On Tuesday, Israel struck a compound where senior Iranian clerics were meeting to choose a successor to their supreme leader, Ayatollah Ali Khamenei, who was killed in an airstrike on Saturday.
Ahead of the strikes on Iran, the CIA produced an intelligence assessment examining various scenarios of what sort of Iranian leadership might emerge after a US-Israeli attack on Iran. People briefed on the various scenarios produced by the agency note that none had a high degree of confidence — there were simply too many unknown variables to predict how it would play out.
But policymakers who have reviewed the intelligence have made their own conclusions about the most likely scenarios. Some have been dismissive of the idea that the Iranian Opposition would find a way to seize power. They have been more focused on the prospect that a group of Islamic Revolutionary Guard members might emerge as the most influential voice in the government.

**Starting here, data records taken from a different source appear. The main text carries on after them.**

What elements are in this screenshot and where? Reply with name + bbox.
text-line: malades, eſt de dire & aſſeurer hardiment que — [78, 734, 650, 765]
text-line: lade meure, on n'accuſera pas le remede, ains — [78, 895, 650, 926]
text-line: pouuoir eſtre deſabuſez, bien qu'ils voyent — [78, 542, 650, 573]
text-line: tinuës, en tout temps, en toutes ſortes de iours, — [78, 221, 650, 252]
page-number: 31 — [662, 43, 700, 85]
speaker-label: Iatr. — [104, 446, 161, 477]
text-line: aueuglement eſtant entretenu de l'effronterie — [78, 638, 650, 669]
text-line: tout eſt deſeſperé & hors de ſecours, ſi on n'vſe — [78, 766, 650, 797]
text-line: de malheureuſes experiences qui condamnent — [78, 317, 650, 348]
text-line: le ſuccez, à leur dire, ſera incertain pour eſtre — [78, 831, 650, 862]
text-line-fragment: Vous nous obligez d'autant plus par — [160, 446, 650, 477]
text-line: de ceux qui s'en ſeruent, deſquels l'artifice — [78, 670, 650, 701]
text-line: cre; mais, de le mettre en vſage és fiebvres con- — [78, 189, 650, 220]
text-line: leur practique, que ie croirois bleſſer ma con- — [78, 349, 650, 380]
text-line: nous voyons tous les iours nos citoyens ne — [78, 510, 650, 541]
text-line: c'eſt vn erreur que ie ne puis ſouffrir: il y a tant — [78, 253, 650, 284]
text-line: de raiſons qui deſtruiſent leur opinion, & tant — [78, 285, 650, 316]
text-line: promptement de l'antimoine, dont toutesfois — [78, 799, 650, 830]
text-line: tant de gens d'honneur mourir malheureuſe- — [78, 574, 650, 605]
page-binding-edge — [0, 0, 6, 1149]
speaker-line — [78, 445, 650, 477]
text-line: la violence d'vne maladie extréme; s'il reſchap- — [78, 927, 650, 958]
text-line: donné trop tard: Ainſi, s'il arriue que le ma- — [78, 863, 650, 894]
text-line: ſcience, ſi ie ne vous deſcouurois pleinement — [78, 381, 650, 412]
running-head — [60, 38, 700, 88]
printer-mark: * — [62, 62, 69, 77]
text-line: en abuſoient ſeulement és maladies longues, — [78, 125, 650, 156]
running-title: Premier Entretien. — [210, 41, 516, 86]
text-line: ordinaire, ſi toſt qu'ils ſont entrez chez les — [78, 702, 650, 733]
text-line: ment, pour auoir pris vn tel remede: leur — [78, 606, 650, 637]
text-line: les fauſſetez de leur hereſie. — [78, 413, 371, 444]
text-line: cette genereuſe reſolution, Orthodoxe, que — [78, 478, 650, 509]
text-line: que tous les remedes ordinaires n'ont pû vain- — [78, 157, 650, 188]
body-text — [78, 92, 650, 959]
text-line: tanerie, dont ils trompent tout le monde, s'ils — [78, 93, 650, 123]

The question for the Trump administration now is whether any of those officials will emerge alive from the repeated attacks on the government.
Trump has made several contradictory statements about his war aims, so it is possible that he will change his mind after ruling out negotiations.
But even if he renews his search for an Iranian leader, as the government weakens, it could be harder to find a person with enough influence to compel the country to abide by a deal with the US.
Many analysts warn that Iran’s government could soon lose control over remote regions dominated by ethnic minorities like the Kurds or collapse entirely, leading to chaos and violence reminiscent of the civil wars in Syria and Libya.